To my friend's horror, rice was summarily reduced to twice a week during lunch and that too measured originally in spoons for quantity but grudgingly amended to small bowls after unprecendented domestic warfare broke out on a few occasions. The vacated space was given to soups and salads of all sorts, some meant for horses, my friend felt.  Even the fact that the uncooked salad ended up in food-poisoning of some sort for both of them a couple of times did not deter the lady and she just rode roughshod in her path with extreme zest, having no regard for the whining of our man.  Someone planted the idea in her mind that olive oil was better than home grown oils.  This meant that on the odd occasion when something was shallow fried at home, the end product did not taste as good.  When it was pointed out that she was spending twice the money on olive oil as against sesame oil, she cleverly justified that by saying they were saving enough by not consuming rice daily. 

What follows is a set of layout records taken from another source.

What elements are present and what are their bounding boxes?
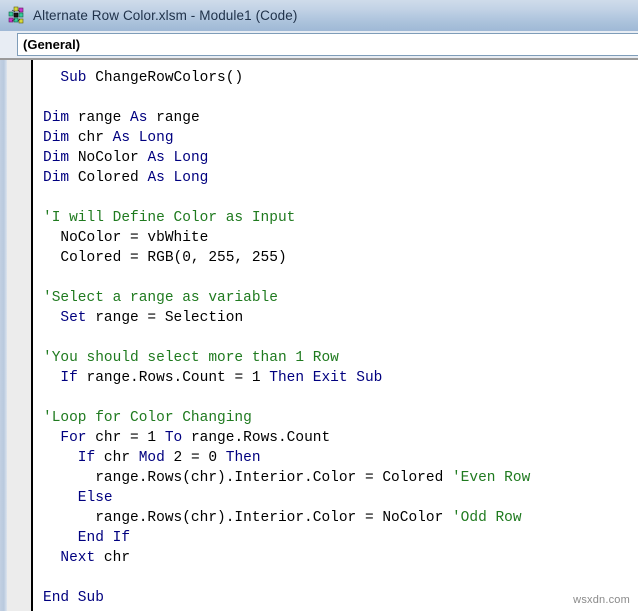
code-token-kw: Then Exit Sub — [269, 370, 382, 386]
code-token-kw: Dim — [43, 150, 78, 166]
code-line: Dim NoColor As Long — [43, 148, 638, 168]
code-line: 'I will Define Color as Input — [43, 208, 638, 228]
code-line — [43, 328, 638, 348]
code-token-id: ChangeRowColors() — [95, 70, 243, 86]
code-line: range.Rows(chr).Interior.Color = Colored… — [43, 468, 638, 488]
code-line: If range.Rows.Count = 1 Then Exit Sub — [43, 368, 638, 388]
code-token-kw: Else — [43, 490, 113, 506]
code-token-kw: For — [43, 430, 95, 446]
code-token-id: chr — [78, 130, 113, 146]
code-pane: Sub ChangeRowColors() Dim range As range… — [0, 58, 638, 611]
code-token-kw: As Long — [147, 150, 208, 166]
code-line: End If — [43, 528, 638, 548]
code-token-kw: As — [130, 110, 156, 126]
pane-left-strip — [0, 60, 7, 611]
code-token-kw: Set — [43, 310, 95, 326]
code-token-kw: As Long — [113, 130, 174, 146]
code-token-kw: As Long — [147, 170, 208, 186]
code-line: If chr Mod 2 = 0 Then — [43, 448, 638, 468]
code-line: For chr = 1 To range.Rows.Count — [43, 428, 638, 448]
code-token-kw: If — [43, 370, 87, 386]
code-token-id: range = Selection — [95, 310, 243, 326]
code-lines[interactable]: Sub ChangeRowColors() Dim range As range… — [33, 60, 638, 608]
vba-module-icon — [6, 6, 28, 26]
code-line: 'Select a range as variable — [43, 288, 638, 308]
code-token-id: chr = 1 — [95, 430, 165, 446]
code-token-kw: Then — [226, 450, 261, 466]
code-token-id: 2 = 0 — [174, 450, 226, 466]
code-line: NoColor = vbWhite — [43, 228, 638, 248]
code-token-id: range — [156, 110, 200, 126]
code-line: Set range = Selection — [43, 308, 638, 328]
code-line — [43, 268, 638, 288]
code-line: Sub ChangeRowColors() — [43, 68, 638, 88]
code-token-cmt: 'Loop for Color Changing — [43, 410, 252, 426]
code-line: Dim chr As Long — [43, 128, 638, 148]
code-token-id: chr — [104, 550, 130, 566]
code-token-kw: Sub — [43, 70, 95, 86]
code-token-id: NoColor — [78, 150, 148, 166]
code-token-id: chr — [104, 450, 139, 466]
code-line: Colored = RGB(0, 255, 255) — [43, 248, 638, 268]
code-line: 'Loop for Color Changing — [43, 408, 638, 428]
code-token-kw: End Sub — [43, 590, 104, 606]
code-token-id: Colored — [78, 170, 148, 186]
code-token-id: range.Rows(chr).Interior.Color = Colored — [43, 470, 452, 486]
code-token-kw: Mod — [139, 450, 174, 466]
code-token-kw: If — [43, 450, 104, 466]
code-token-cmt: 'Even Row — [452, 470, 530, 486]
code-line: Dim Colored As Long — [43, 168, 638, 188]
vba-editor-window: Alternate Row Color.xlsm - Module1 (Code… — [0, 0, 638, 611]
code-line — [43, 88, 638, 108]
code-token-cmt: 'You should select more than 1 Row — [43, 350, 339, 366]
code-token-id: Colored = RGB(0, 255, 255) — [43, 250, 287, 266]
code-token-cmt: 'Odd Row — [452, 510, 522, 526]
code-token-cmt: 'Select a range as variable — [43, 290, 278, 306]
code-line — [43, 568, 638, 588]
code-token-id: range — [78, 110, 130, 126]
code-line: Else — [43, 488, 638, 508]
code-token-id: range.Rows.Count = 1 — [87, 370, 270, 386]
code-token-id: range.Rows.Count — [191, 430, 330, 446]
object-dropdown[interactable]: (General) — [17, 33, 638, 56]
code-line: range.Rows(chr).Interior.Color = NoColor… — [43, 508, 638, 528]
code-line — [43, 188, 638, 208]
title-bar: Alternate Row Color.xlsm - Module1 (Code… — [0, 0, 638, 31]
window-title: Alternate Row Color.xlsm - Module1 (Code… — [33, 8, 297, 23]
code-token-kw: Dim — [43, 170, 78, 186]
object-dropdown-value: (General) — [23, 37, 80, 52]
code-token-id: range.Rows(chr).Interior.Color = NoColor — [43, 510, 452, 526]
object-procedure-bar: (General) — [0, 31, 638, 58]
code-line: 'You should select more than 1 Row — [43, 348, 638, 368]
code-token-id: NoColor = vbWhite — [43, 230, 208, 246]
code-line: Dim range As range — [43, 108, 638, 128]
code-token-kw: Dim — [43, 130, 78, 146]
code-text-area[interactable]: Sub ChangeRowColors() Dim range As range… — [33, 60, 638, 611]
watermark: wsxdn.com — [573, 594, 630, 606]
code-line — [43, 388, 638, 408]
code-token-kw: Next — [43, 550, 104, 566]
code-gutter[interactable] — [7, 60, 31, 611]
code-token-cmt: 'I will Define Color as Input — [43, 210, 295, 226]
code-token-kw: Dim — [43, 110, 78, 126]
code-token-kw: End If — [43, 530, 130, 546]
code-token-kw: To — [165, 430, 191, 446]
code-line: Next chr — [43, 548, 638, 568]
code-line: End Sub — [43, 588, 638, 608]
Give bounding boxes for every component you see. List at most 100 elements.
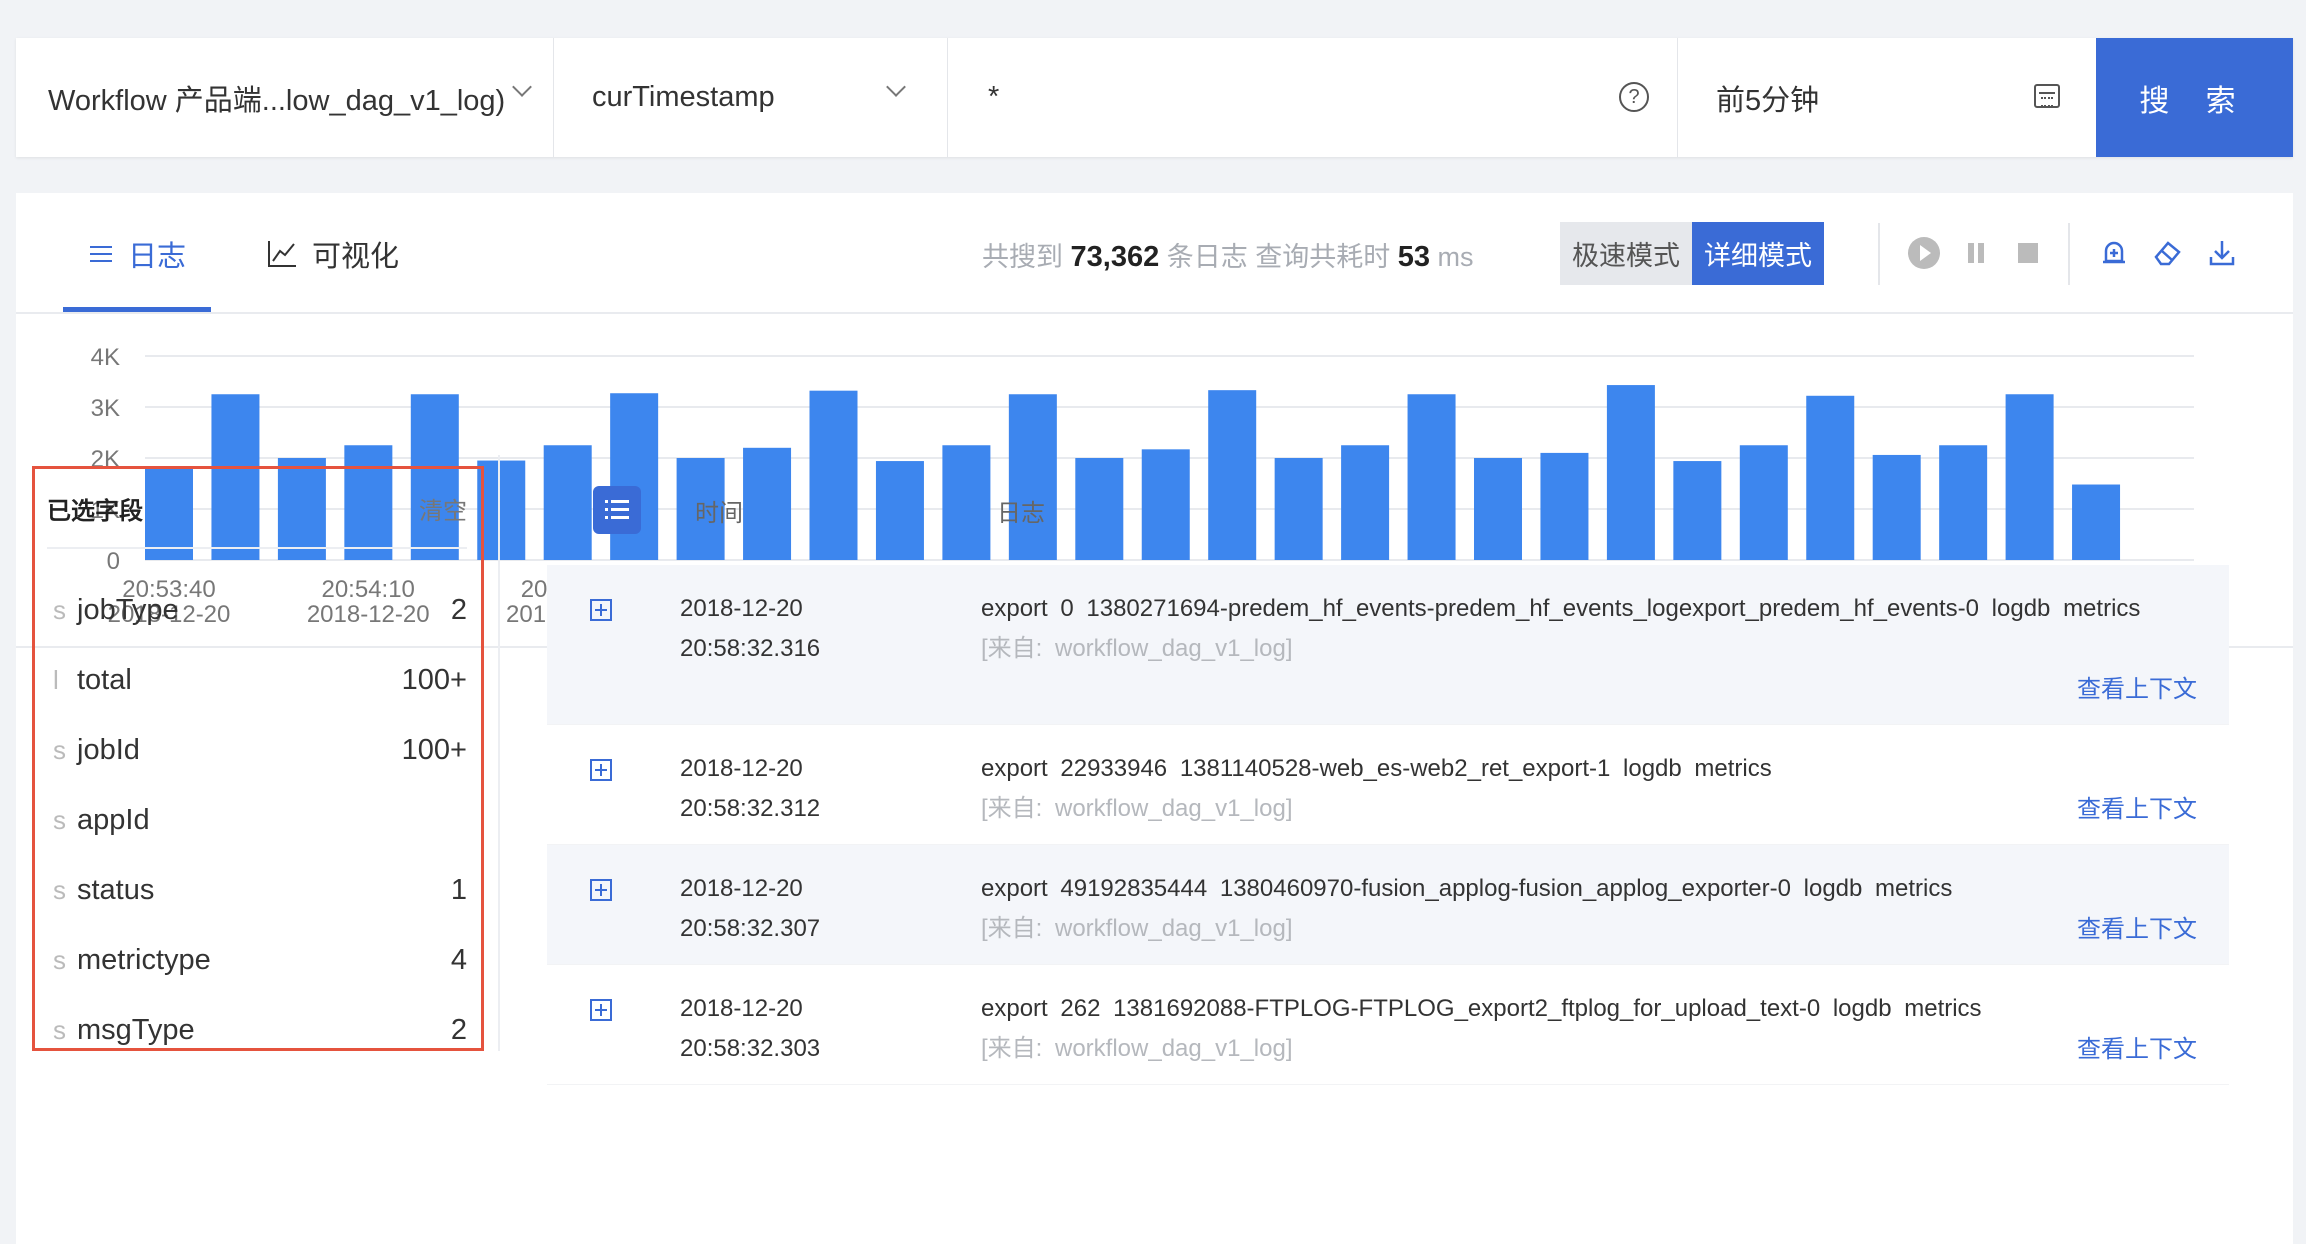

Coffee was now with skimmed milk and the man, an avid South Indian filter coffee afficianado, was getting increasingly rebellious by the day, just wanted to skin the woman.  The lady's relentless pursuit of her new found objective meant dinner was oats porridge or something lifelessly similar (with skimmed milk, of course) and my friend saw no relief or end to his daily privations, after one long month.  By then, he had not only lost some three kilos but also most of the will to live such an abysmal existence.  The savage woman took all the money off him, to deprive him of any chance of eating any interesting food outside the home.  That was how I found out how health food was aggravating him no end - when he, bleating like a hungry lamb, asked me for some money, just enough to buy vada and sambar plus coffee in a restaurant. 

Why can't the women have all the health food they want and leave the menfolk alone?  Logically everyone would be happier with that kind of arrangement, right? But then, health food or otherwise, the higher objective always seems to be to make the man fall in line with what is judged to be good for him!! Since he cannot think of such things himself.  God help him, poor chap.